For years and years now both TV and radio have branded their calls in association with their dial/RF position. This simply continues that tradition.
I see far more confusion in the future by branding DTV channel 17 as retro analog channel 5. Far easier and simpler to cut over to the new RF channel now and remain consistent with the method which has been in place for decades.
And again, I disagree. Call it a matter of semantics if you will - but under the "method which has been in place for decades," both TV and radio have branded their calls in association with
the way in which they are tuned by the public. In the earliest days of AM radio, that was usually in wavelength, by meters, because that was the way the earliest dials were marked. (That form of "mapping" continued in Europe well into the 70s, which is why BBC Radio 1 was known as "247," its wavelength in meters, rather than as "1214," its frequency in kilohertz.) "France 2" in Britain appears as pushbutton #2 on French TV sets, and the underlying RF channel only comes into play when the set is configured for the first time. And when I go to watch NBC here, I do so on "Channel 10," and I let my TV set, cable box, or satellite receiver figure out whether that means 192-198 MHz for the analog OTA signal, 798 MHz for the QAM digital cable signal, 12-point-something GHz for the Dish or Direct signal, or 734-740 MHz for the ATSC digital signal.
Here's the key, as I see it - it is only as a matter of custom, based on the old-fashioned analog tuners that could only do fixed mapping between frequency and "virtual channels," that we call the 734-740 MHz frequency band "channel 58." In the UK, that same frequency band is split between "channel 53" and "channel 54." In much of the rest of Europe, Asia and Africa, it's "channel 54." On your analog cable box, it's "channel 114."
In other words, to my digital tuner right now, right here, "channel 10"

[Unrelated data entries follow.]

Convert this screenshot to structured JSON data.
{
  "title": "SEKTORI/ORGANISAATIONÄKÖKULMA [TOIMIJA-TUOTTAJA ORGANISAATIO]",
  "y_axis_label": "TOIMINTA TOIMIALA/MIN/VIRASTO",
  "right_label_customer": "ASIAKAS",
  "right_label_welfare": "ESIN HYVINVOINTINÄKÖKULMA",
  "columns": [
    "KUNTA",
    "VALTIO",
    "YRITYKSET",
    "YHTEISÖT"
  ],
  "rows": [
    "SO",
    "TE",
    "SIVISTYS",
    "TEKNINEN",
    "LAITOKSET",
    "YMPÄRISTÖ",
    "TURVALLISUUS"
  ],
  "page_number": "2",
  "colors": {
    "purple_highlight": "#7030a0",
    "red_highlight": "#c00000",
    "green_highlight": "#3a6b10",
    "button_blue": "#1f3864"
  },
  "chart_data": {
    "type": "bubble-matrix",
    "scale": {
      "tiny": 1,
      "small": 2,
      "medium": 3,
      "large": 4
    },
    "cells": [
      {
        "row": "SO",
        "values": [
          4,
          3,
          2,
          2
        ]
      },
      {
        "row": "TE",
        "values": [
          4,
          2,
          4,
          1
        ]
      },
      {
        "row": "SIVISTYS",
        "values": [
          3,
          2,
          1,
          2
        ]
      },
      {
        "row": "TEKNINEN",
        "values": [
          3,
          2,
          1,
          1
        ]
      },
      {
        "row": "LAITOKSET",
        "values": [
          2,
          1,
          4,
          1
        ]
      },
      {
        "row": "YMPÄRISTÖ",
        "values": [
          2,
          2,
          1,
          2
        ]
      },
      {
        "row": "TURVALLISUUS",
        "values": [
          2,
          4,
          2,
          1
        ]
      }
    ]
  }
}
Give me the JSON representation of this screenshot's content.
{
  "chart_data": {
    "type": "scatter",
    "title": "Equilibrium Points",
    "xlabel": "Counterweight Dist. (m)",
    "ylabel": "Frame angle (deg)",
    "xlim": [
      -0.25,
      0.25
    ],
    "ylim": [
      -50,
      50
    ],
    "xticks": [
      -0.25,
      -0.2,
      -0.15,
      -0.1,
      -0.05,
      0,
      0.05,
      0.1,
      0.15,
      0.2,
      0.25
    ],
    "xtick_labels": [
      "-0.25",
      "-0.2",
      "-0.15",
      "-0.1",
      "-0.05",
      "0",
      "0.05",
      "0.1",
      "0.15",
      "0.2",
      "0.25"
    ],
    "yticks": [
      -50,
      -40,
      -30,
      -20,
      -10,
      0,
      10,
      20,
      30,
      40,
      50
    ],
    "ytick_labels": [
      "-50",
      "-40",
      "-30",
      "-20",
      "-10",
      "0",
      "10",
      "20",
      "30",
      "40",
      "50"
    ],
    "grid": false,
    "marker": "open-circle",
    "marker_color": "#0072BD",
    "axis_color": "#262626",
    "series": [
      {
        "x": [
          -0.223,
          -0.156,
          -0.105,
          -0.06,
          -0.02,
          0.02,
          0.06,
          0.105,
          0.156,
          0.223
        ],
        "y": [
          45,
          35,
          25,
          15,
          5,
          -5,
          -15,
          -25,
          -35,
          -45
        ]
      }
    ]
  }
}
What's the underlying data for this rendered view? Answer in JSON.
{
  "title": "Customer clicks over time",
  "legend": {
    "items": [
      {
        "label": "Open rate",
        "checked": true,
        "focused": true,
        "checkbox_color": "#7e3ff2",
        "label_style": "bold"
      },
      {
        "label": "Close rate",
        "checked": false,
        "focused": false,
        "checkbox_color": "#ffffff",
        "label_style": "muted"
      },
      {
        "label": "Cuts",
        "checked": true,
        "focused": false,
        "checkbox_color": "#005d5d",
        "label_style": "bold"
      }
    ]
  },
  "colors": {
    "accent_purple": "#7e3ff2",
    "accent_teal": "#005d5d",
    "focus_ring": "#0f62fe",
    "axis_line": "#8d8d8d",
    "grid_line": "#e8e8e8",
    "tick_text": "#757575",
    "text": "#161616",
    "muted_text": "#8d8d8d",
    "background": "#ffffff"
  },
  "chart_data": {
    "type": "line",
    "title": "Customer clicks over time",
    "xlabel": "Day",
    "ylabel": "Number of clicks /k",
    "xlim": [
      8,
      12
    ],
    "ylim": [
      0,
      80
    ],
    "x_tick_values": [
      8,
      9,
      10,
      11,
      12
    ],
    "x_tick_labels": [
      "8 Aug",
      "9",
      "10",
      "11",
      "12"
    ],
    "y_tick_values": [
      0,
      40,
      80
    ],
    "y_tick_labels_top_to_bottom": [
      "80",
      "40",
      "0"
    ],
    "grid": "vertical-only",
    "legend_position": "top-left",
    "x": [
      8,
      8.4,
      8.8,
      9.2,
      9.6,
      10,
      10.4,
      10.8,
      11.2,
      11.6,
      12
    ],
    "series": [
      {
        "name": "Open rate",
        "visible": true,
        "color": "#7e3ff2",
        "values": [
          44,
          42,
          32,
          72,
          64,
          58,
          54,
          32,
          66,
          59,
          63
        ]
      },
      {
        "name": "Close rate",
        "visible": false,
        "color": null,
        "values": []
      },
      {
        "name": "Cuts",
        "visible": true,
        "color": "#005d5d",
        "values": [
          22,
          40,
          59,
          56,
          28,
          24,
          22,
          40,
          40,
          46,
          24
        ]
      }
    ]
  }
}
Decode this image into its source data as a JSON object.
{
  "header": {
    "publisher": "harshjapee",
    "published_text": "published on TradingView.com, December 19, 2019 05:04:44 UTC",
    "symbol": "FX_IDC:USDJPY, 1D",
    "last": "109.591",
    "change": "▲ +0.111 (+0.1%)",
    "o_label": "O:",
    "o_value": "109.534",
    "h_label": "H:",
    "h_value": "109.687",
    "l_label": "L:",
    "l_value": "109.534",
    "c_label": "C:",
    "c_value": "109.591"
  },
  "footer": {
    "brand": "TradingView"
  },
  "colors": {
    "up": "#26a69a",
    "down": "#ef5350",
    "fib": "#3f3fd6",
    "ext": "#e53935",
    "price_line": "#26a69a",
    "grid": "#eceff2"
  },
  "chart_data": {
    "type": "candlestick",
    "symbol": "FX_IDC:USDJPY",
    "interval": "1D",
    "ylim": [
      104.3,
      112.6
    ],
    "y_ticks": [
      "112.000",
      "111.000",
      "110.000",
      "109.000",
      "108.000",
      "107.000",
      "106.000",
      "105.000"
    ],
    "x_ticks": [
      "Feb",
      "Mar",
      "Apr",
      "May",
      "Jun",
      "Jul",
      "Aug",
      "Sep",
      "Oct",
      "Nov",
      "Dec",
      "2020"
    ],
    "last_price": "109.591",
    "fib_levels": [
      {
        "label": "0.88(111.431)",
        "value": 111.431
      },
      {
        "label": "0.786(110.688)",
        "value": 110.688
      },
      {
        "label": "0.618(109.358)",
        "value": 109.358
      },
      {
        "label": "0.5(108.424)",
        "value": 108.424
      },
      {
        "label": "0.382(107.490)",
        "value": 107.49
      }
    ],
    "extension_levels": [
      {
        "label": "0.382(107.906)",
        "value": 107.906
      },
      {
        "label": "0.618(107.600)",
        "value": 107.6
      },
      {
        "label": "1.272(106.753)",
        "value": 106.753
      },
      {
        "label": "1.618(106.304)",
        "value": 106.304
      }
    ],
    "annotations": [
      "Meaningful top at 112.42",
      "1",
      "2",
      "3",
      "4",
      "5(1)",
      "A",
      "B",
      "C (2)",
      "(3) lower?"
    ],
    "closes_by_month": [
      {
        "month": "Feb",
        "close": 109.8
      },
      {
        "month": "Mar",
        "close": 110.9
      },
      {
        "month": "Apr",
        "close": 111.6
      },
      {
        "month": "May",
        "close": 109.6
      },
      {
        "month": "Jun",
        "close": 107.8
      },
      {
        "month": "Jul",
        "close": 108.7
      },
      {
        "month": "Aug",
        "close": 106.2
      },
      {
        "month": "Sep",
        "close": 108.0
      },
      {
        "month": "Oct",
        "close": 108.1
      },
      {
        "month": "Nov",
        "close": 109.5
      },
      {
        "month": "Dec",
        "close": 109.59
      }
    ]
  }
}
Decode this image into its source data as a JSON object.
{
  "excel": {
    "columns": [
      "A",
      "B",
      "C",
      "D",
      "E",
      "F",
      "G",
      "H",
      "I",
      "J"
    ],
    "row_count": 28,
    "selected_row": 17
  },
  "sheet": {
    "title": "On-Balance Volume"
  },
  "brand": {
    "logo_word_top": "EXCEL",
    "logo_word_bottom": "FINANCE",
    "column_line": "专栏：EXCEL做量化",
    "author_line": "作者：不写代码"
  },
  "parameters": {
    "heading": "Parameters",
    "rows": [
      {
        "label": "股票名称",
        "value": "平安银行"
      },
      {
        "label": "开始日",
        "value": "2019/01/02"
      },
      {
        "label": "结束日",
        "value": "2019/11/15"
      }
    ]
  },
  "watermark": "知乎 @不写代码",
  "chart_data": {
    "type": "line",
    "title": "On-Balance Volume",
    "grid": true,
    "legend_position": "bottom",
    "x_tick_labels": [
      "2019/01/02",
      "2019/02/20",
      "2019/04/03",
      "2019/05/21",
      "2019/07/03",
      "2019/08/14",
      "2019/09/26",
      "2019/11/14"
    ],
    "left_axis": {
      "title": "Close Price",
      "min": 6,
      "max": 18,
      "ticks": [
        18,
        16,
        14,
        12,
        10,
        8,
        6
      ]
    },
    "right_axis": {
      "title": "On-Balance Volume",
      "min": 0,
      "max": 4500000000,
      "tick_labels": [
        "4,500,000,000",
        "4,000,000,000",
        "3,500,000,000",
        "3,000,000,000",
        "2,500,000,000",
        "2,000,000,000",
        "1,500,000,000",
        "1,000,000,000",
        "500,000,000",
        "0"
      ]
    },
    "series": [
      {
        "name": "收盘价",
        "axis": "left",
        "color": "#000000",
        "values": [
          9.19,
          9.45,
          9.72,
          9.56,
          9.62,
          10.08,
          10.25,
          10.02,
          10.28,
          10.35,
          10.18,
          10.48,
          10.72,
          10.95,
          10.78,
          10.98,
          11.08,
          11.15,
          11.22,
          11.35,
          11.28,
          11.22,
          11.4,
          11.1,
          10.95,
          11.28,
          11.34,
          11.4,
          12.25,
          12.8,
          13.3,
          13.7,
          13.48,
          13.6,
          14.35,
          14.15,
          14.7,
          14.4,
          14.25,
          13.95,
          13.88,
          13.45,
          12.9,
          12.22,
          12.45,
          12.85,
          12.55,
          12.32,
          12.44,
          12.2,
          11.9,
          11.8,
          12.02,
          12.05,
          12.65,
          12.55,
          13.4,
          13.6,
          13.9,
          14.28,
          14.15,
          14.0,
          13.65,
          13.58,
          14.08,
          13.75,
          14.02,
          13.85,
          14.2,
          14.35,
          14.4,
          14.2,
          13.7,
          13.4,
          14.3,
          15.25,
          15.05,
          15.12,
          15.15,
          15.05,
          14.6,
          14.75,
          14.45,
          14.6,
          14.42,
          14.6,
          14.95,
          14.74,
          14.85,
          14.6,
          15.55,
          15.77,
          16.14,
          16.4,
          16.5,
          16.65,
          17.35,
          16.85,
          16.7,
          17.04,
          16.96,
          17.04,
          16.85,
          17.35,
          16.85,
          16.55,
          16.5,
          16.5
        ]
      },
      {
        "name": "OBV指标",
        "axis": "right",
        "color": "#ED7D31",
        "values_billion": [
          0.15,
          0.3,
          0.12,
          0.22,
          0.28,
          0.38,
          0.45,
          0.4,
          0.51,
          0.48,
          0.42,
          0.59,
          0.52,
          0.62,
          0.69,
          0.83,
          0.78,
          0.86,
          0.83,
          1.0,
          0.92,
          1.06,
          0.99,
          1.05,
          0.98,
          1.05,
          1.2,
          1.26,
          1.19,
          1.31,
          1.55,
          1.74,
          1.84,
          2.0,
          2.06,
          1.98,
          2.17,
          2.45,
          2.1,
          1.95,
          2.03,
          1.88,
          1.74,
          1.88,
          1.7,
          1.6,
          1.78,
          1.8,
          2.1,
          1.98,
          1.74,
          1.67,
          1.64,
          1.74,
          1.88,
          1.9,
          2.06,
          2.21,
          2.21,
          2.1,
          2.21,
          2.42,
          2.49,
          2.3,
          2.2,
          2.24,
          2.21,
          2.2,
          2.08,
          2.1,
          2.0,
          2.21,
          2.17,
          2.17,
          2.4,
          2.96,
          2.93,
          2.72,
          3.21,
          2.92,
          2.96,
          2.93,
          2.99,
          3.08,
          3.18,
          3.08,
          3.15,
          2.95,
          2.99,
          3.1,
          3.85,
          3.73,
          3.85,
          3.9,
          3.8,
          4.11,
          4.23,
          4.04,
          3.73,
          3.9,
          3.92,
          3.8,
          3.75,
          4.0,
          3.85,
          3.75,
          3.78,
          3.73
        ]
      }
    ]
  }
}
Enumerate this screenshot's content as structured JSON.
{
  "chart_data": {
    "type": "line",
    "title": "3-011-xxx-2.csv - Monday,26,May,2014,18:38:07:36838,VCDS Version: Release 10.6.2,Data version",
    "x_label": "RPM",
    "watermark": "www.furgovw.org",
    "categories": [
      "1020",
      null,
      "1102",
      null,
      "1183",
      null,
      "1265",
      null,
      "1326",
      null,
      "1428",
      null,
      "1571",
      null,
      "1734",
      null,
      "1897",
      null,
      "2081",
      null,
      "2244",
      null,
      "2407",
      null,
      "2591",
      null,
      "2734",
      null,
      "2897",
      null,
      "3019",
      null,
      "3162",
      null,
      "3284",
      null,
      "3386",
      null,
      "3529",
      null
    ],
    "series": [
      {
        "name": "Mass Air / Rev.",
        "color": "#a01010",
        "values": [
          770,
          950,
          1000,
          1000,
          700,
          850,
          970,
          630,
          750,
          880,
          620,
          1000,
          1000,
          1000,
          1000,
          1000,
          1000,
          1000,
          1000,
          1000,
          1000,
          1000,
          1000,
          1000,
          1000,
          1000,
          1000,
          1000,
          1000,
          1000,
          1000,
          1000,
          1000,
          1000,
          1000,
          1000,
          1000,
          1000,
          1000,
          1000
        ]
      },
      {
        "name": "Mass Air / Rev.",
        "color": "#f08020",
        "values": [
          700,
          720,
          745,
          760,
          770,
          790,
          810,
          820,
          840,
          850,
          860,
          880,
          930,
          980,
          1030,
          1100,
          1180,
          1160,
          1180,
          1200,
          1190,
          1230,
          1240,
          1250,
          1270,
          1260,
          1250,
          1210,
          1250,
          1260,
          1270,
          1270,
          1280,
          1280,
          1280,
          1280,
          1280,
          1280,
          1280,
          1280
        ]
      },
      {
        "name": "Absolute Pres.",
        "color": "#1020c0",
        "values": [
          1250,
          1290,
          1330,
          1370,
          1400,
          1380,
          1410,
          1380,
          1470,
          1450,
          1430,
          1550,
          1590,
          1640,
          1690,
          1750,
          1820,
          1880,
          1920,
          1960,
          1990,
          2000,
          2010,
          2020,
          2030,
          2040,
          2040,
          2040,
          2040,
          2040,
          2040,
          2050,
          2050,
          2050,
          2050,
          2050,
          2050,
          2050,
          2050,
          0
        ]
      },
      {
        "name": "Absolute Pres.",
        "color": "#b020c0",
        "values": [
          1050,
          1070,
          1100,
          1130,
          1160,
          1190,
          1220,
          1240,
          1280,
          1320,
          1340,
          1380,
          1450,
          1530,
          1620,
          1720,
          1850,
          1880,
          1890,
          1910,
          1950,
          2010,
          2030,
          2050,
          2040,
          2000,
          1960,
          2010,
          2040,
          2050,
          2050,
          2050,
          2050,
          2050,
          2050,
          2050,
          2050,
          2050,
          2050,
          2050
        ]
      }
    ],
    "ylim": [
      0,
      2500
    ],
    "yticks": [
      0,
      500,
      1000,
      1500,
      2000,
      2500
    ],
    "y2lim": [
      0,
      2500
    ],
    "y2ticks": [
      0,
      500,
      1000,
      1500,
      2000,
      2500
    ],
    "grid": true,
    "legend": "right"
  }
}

is 734-740 MHz, just as for you in Phoenix, "channel 10" is 572-578 MHz. The tradition behind "channel 10" is in the content associated with that branding, not in any of the many various frequency bands on which that content happens to be transmitted at the moment...or will be in the future. Those underlying frequencies are simply the behind-the-scenes mechanics, of no more importance than the IP address of this website or the precise frequency your cellphone is using at any given second. You type in the URL, or dial the number - or punch in "channel 10" - and the software takes care of the rest.